Point de vue Chermarn
J'attends devant la bouilloire, un petit sourire aux lèvres alors qu'à la table de la cuisine, Joong et ses amis discutent joyeusement. On a tous des mines fatiguées, mais l'atmosphère est bien plus détendue depuis que Ohm nous a appelés ce matin. Je n'ai pas beaucoup dormi cette nuit, mais entendre la voix de mon fils m'a redonné suffisamment d'énergie pour préparer le petit déjeuner de ceux que je considère comme faisant partie de ma famille.
Je les observe un instant tous les quatre et je ressens de la fierté maternelle quand je vois comment ces enfants ont grandi. Joong est celui qui cherche à remonter le moral de tout le monde, s'oubliant souvent au passage, mais contrairement à ce que l'on pourrait croire, il est bien plus solide qu'il n'en a l'air. Nine est une force tranquille, tellement discret que l'on pourrait facilement oublier sa présence, mais qui est toujours là au bon moment. Prem est celui sur qui je garde toujours un oeil attentif, je ne me souviens que trop bien de ses bleus et même si aujourd'hui ça a cessé, je sais qu'il reste le plus fragile de tous. Boun est une personne courageuse, douce et qui, malgré sa famille intolérante, n'hésite pas à montrer et revendiquer son amour.

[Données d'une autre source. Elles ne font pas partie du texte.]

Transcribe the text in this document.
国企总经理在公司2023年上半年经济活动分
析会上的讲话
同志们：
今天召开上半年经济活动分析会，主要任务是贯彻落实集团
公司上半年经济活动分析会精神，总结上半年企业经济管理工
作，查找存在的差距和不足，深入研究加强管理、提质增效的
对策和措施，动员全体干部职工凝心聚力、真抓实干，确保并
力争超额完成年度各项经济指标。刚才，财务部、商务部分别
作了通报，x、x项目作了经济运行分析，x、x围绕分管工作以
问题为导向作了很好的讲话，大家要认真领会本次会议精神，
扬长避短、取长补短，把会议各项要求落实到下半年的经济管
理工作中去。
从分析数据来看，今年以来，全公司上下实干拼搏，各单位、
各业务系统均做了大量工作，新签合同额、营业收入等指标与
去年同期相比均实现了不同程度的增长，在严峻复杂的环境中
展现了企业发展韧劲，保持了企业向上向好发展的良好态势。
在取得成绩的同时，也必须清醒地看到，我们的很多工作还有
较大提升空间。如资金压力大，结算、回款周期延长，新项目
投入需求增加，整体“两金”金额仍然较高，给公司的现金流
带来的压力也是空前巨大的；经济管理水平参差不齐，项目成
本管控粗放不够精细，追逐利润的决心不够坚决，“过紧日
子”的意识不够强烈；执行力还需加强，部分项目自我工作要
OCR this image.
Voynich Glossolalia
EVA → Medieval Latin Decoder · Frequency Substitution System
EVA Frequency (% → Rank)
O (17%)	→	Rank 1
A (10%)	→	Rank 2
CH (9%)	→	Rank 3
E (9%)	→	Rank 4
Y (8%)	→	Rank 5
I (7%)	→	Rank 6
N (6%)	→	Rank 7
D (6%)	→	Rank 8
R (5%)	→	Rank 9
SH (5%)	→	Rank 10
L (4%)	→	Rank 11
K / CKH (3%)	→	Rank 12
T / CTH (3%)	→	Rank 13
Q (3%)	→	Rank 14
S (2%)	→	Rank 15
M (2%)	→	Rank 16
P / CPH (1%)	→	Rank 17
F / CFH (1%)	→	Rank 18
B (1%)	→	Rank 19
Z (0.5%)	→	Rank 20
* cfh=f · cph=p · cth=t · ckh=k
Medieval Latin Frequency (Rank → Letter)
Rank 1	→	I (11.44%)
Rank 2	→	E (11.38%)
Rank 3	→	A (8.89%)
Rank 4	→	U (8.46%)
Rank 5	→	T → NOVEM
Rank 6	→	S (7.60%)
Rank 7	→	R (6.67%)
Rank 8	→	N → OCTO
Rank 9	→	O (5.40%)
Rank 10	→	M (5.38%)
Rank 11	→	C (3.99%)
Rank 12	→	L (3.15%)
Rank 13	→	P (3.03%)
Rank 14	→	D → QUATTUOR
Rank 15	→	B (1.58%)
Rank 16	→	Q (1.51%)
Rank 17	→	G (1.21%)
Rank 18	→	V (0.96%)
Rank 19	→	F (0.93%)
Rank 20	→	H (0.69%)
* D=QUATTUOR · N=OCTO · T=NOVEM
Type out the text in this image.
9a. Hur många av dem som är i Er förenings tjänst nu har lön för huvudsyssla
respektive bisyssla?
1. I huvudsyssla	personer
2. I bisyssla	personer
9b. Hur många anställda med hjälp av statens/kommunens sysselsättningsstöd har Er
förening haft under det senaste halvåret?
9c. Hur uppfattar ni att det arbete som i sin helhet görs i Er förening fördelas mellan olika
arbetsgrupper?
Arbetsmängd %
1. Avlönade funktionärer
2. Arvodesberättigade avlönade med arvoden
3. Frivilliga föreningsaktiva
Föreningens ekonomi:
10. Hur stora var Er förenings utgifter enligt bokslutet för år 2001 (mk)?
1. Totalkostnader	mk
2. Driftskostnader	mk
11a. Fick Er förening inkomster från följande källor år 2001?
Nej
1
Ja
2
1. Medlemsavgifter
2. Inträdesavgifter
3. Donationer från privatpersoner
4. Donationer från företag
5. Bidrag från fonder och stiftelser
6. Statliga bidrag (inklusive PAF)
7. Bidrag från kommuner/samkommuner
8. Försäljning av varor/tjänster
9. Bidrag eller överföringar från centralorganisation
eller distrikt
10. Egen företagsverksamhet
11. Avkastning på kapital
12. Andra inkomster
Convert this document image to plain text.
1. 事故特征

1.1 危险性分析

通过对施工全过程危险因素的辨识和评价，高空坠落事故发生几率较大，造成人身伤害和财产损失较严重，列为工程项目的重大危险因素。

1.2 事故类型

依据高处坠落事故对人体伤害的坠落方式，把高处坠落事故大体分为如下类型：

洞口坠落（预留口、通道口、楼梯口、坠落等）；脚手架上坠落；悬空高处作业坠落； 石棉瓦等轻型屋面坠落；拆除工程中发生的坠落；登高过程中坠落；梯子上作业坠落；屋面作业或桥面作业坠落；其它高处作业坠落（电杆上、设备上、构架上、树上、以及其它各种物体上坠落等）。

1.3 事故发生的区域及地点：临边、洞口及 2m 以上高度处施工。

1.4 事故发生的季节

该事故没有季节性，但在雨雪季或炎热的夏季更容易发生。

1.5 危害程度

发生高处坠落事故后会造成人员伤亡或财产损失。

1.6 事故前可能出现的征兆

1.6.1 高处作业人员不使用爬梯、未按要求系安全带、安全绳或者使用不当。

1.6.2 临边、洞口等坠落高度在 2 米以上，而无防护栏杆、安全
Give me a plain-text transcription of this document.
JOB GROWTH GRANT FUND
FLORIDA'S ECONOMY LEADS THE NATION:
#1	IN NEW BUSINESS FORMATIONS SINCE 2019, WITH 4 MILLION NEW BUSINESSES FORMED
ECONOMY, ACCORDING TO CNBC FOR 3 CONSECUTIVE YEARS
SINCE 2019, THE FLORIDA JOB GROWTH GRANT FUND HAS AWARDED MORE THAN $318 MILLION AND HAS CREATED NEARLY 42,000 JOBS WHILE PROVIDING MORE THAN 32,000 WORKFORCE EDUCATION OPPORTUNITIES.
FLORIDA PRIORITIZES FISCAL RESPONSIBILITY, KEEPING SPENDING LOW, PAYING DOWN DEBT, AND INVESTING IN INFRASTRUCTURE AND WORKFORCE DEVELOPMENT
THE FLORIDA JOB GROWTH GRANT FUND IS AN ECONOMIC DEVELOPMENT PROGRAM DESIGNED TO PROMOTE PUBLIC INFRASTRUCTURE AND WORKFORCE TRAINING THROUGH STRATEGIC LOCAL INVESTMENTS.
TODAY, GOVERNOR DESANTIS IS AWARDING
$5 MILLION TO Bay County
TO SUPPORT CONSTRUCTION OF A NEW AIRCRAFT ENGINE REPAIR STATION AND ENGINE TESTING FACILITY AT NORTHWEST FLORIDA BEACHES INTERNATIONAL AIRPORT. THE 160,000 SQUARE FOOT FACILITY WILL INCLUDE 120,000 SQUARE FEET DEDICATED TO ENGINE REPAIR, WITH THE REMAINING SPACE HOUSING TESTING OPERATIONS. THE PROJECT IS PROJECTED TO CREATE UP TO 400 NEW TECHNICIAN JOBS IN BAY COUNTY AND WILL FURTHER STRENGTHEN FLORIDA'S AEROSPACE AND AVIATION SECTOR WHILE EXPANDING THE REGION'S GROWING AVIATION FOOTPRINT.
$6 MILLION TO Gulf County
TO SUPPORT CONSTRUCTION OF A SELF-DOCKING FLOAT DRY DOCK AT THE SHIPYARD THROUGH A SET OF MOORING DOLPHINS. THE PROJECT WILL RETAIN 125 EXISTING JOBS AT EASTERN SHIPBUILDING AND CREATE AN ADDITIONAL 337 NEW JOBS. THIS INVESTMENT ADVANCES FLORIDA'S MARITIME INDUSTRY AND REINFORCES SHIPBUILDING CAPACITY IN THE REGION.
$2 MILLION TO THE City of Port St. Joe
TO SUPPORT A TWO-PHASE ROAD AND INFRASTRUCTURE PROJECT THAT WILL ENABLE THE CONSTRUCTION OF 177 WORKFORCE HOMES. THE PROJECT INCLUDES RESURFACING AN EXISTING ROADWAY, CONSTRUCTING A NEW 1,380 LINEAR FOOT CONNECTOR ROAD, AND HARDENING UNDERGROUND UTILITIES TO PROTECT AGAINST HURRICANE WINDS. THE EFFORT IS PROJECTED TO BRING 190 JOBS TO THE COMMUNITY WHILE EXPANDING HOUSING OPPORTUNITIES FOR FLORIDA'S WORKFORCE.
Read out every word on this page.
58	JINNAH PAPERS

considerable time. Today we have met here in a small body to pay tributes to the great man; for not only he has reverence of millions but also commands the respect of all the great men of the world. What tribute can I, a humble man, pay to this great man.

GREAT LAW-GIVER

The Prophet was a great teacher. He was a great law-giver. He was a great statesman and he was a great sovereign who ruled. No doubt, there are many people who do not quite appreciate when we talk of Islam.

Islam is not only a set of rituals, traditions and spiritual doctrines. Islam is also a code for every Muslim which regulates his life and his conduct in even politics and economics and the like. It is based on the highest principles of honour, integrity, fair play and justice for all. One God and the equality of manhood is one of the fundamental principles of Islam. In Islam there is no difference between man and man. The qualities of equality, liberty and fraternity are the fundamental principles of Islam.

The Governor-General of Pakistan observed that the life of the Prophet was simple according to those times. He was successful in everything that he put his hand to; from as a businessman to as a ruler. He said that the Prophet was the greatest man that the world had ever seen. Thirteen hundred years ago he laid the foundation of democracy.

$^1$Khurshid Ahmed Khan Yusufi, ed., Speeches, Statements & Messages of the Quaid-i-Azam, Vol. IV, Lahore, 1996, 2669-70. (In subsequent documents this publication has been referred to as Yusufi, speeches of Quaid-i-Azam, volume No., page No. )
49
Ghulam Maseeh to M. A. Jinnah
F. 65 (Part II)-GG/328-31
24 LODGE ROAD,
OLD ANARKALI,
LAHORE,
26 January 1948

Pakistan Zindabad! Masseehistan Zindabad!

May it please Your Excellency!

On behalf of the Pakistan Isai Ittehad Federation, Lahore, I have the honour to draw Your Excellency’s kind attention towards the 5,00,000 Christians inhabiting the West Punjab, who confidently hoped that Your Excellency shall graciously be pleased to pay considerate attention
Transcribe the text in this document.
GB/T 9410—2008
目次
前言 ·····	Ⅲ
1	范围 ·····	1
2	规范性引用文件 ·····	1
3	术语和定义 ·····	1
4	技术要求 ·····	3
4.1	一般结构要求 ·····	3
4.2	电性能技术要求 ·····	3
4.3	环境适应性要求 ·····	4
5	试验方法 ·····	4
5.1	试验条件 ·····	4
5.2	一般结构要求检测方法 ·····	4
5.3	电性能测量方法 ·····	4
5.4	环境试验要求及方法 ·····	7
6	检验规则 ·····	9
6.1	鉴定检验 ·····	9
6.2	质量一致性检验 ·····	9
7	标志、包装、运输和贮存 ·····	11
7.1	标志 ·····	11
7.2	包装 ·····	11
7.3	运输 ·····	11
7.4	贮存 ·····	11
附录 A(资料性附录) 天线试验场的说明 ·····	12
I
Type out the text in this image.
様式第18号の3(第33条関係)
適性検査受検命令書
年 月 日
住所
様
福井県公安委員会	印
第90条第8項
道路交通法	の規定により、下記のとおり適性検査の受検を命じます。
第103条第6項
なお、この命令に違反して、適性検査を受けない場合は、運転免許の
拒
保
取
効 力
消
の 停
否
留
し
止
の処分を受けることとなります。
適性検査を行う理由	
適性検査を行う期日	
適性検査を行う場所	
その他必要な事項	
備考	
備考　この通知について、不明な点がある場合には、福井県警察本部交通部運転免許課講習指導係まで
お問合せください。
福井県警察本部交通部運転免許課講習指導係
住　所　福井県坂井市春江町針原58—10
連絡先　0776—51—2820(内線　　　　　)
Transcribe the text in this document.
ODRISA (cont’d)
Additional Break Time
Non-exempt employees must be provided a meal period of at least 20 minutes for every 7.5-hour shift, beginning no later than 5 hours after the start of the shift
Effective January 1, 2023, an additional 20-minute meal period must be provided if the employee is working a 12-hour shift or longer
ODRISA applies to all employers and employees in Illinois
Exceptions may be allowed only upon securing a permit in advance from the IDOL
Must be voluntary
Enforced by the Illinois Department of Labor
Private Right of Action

Je fronce légèrement les sourcils avant qu'un petit sourire apparaisse sur mes lèvres, quand je vois Nine prendre discrètement la main de Joong sous la table et entrelacer leurs doigts. Il semble qu'enfin, ces deux-là se soient avoués ce qu'ils ressentaient l'un pour l'autre. Beaucoup de parents seraient horrifiés de voir leurs deux fils tomber amoureux d'un homme plutôt que d'une femme. J'entends déjà le discours de certains de mes collègues sur le fait que perpétuer la famille est sacré, important et que je ne devrais pas tolérer ça.
Tout ce que je sais, c'est que mes fils ont trouvé des perles rares qui les rendent heureux et que moi, en tant que mère, c'est tout simplement ce que je veux pour eux.
— A quoi tu penses ?
Je sursaute quand une voix grave s'élève à côté de moi et je pose la main sur mon cœur qui bat à toute vitesse en me retournant pour faire face à mon frère.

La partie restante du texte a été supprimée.